Russian forces are acting in support of Syrian government troops who recently deployed in Manbij, in Aleppo province near the border with the Turkey.
Fearing a Turkish military assault, the People’s Protection Units (YPG) invited regime forces into Manbij late last month after U.S. President Donald Trump’s shock announcement of a full American withdrawal from Syria.
Speaking in a report on Rossiya 24 television, Russian military police spokesperson Yusup Mamatov said on Tuesday, January 8 that MPs had started patrolling “the security zone around Manbij.”
“The task is to ensure security in the area of responsibility [and] to monitor the situation and movements of armed formations,” Mamatov said.
The report said Russian military police would be deployed in the area “on a regular basis.”
It showed a group of around a dozen khaki-clad armed military police driving through villages in jeeps and lorries flying the Russian flag.
The route of military police patrols will change regularly, Tass reported Mamtov as saying.
SDF spokesperson Kino Gabriel told The Defense Post that the patrols were not in areas controlled by the Manbij Military Council.
After Trump’s announcement, U.S. officials encouraged the northern Syria administration to try to find a solution with President Bashar al-Assad’s government, senior Syrian Democratic official Ilham Ahmed told The Defense Post.
On Saturday, senior Syrian Democratic Forces official and past YPG spokesperson Rêdûr Xelîl said a deal between northern Syria officials and Damascus was inevitable.
“Reaching a solution between the autonomous administration and the Syrian government is inevitable because our areas are part of Syria,” AFP reported Xelil as saying.
Critics have warned Trump that an abrupt U.S. withdrawal from Syria would allow allies of President Bashar al-Assad’s regime – including Russia and Iran – to increase their influence in the country.
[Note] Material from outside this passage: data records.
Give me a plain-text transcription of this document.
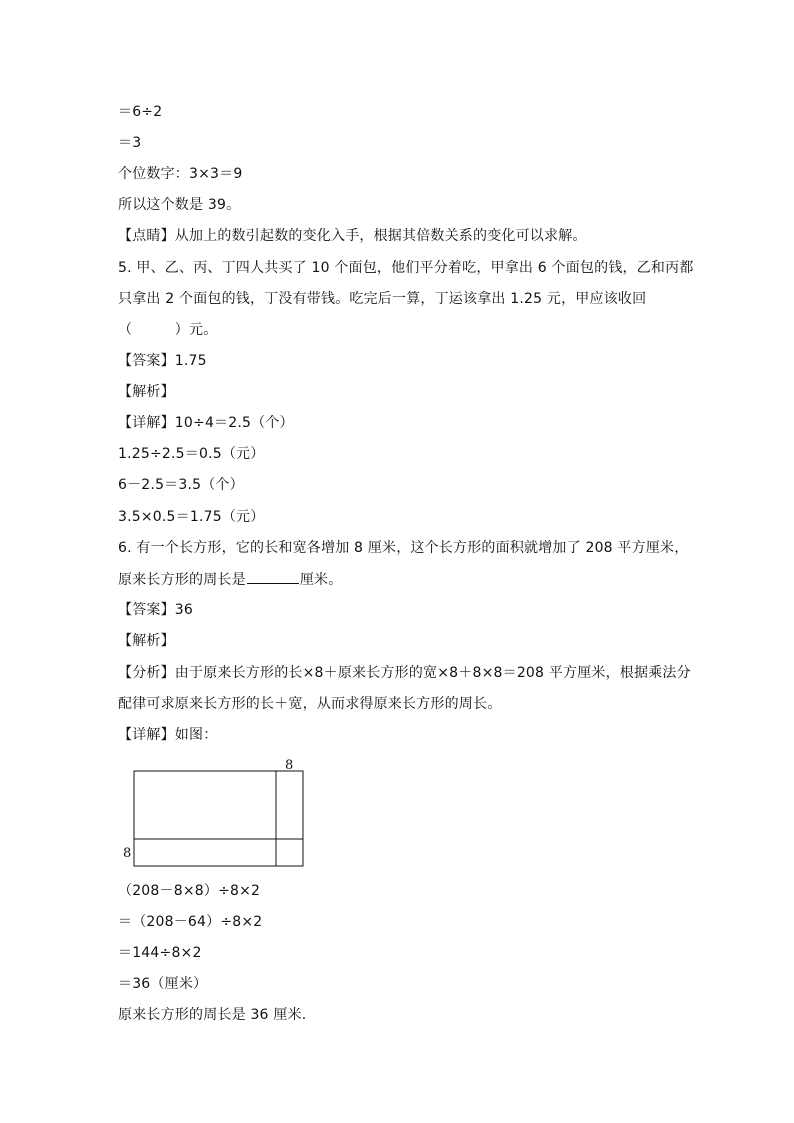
＝6÷2
＝3
个位数字：3×3＝9
所以这个数是 39。
【点睛】从加上的数引起数的变化入手，根据其倍数关系的变化可以求解。
5. 甲、乙、丙、丁四人共买了 10 个面包，他们平分着吃，甲拿出 6 个面包的钱，乙和丙都
只拿出 2 个面包的钱，丁没有带钱。吃完后一算，丁运该拿出 1.25 元，甲应该收回
（　　　）元。
【答案】1.75
【解析】
【详解】10÷4＝2.5（个）
1.25÷2.5＝0.5（元）
6－2.5＝3.5（个）
3.5×0.5＝1.75（元）
6. 有一个长方形，它的长和宽各增加 8 厘米，这个长方形的面积就增加了 208 平方厘米，
原来长方形的周长是	厘米。
【答案】36
【解析】
【分析】由于原来长方形的长×8＋原来长方形的宽×8＋8×8＝208 平方厘米，根据乘法分
配律可求原来长方形的长＋宽，从而求得原来长方形的周长。
【详解】如图：
8
8
（208－8×8）÷8×2
＝（208－64）÷8×2
＝144÷8×2
＝36（厘米）
原来长方形的周长是 36 厘米.
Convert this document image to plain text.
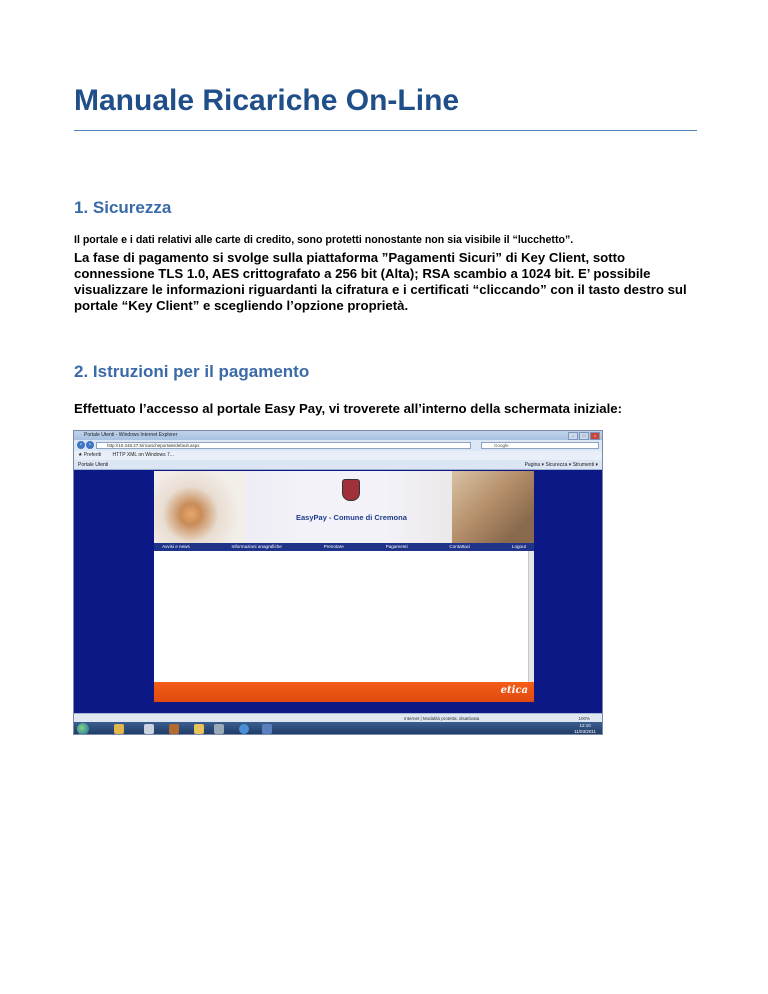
Manuale Ricariche On-Line
1. Sicurezza
Il portale e i dati relativi alle carte di credito, sono protetti nonostante non sia visibile il “lucchetto”.
La fase di pagamento si svolge sulla piattaforma ”Pagamenti Sicuri” di Key Client, sotto connessione TLS 1.0, AES crittografato a 256 bit (Alta); RSA scambio a 1024 bit. E’ possibile visualizzare le informazioni riguardanti la cifratura e i certificati “cliccando” con il tasto destro sul portale “Key Client” e scegliendo l’opzione proprietà.
2. Istruzioni per il pagamento
Effettuato l’accesso al portale Easy Pay, vi troverete all’interno della schermata iniziale:
Portale Utenti - Windows Internet Explorer	– □ ×
‹	›	http://10.248.27.5/ricaricheportale/default.aspx	Google
★ Preferiti HTTP XML on Windows 7...
Portale Utenti	Pagina ▾ Sicurezza ▾ Strumenti ▾
EasyPay - Comune di Cremona
Avvisi e news	Informazioni anagrafiche	Prenotare	Pagamenti	Contattaci	Logout
etica
Internet | Modalità protetta: disattivata	100%
12:10
11/03/2011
About 2,000 U.S. troops, mainly special forces, are deployed in Syria to work with local fighters in the battle against Islamic State.
Ankara considers the YPG a terrorist group inextricably linked to the Kurdistan Workers’ Party (PKK) that has waged an insurgency in Turkey for decades, but the militia is not a designated terrorist group in the U.S. and forms the backbone of the Coalition-backed SDF.
U.S. State Department officials previously expressed concern that any Turkey-led incursion would put Coalition forces at serious risk, and recommended that CJTF-OIR commander Lieutenant General Paul LaCamera increase patrols and cooperation on the Manbij roadmap agreed between the U.S. and Turkey.
Manbij was captured from Islamic State on August 12, 2016 by the U.S.-backed Syrian Democratic Forces after a 75-day battle, later named “Operation Martyr and Commander Faysal Abu Layla” after the SDF commander. Fighters from the YPG and Women’s Protection Units (YPJ) made up the bulk of those deployed in the operation, and the YPG said it handed its points of control west of the Euphrates river to MMC as it had agreed ahead of the offensive.
Ankara has long disputed that version of events, accused Washington of using the Manbij roadmap as a “tool” for “stalling,” and continues to demand all YPG fighters vacate the area.
Trump has in recent days sought to calm fears of an abrupt U.S. pullout, saying any withdrawal would be done in a “prudent” manner.
It was not clear how close the Russian patrols may have been to areas where U.S. forces are deployed.
Syria’s Kurdish minority has largely stayed out of the country’s seven-year civil war, but controls large parts of the north and northeast, much of it seized in the U.S.-supported campaign against ISIS.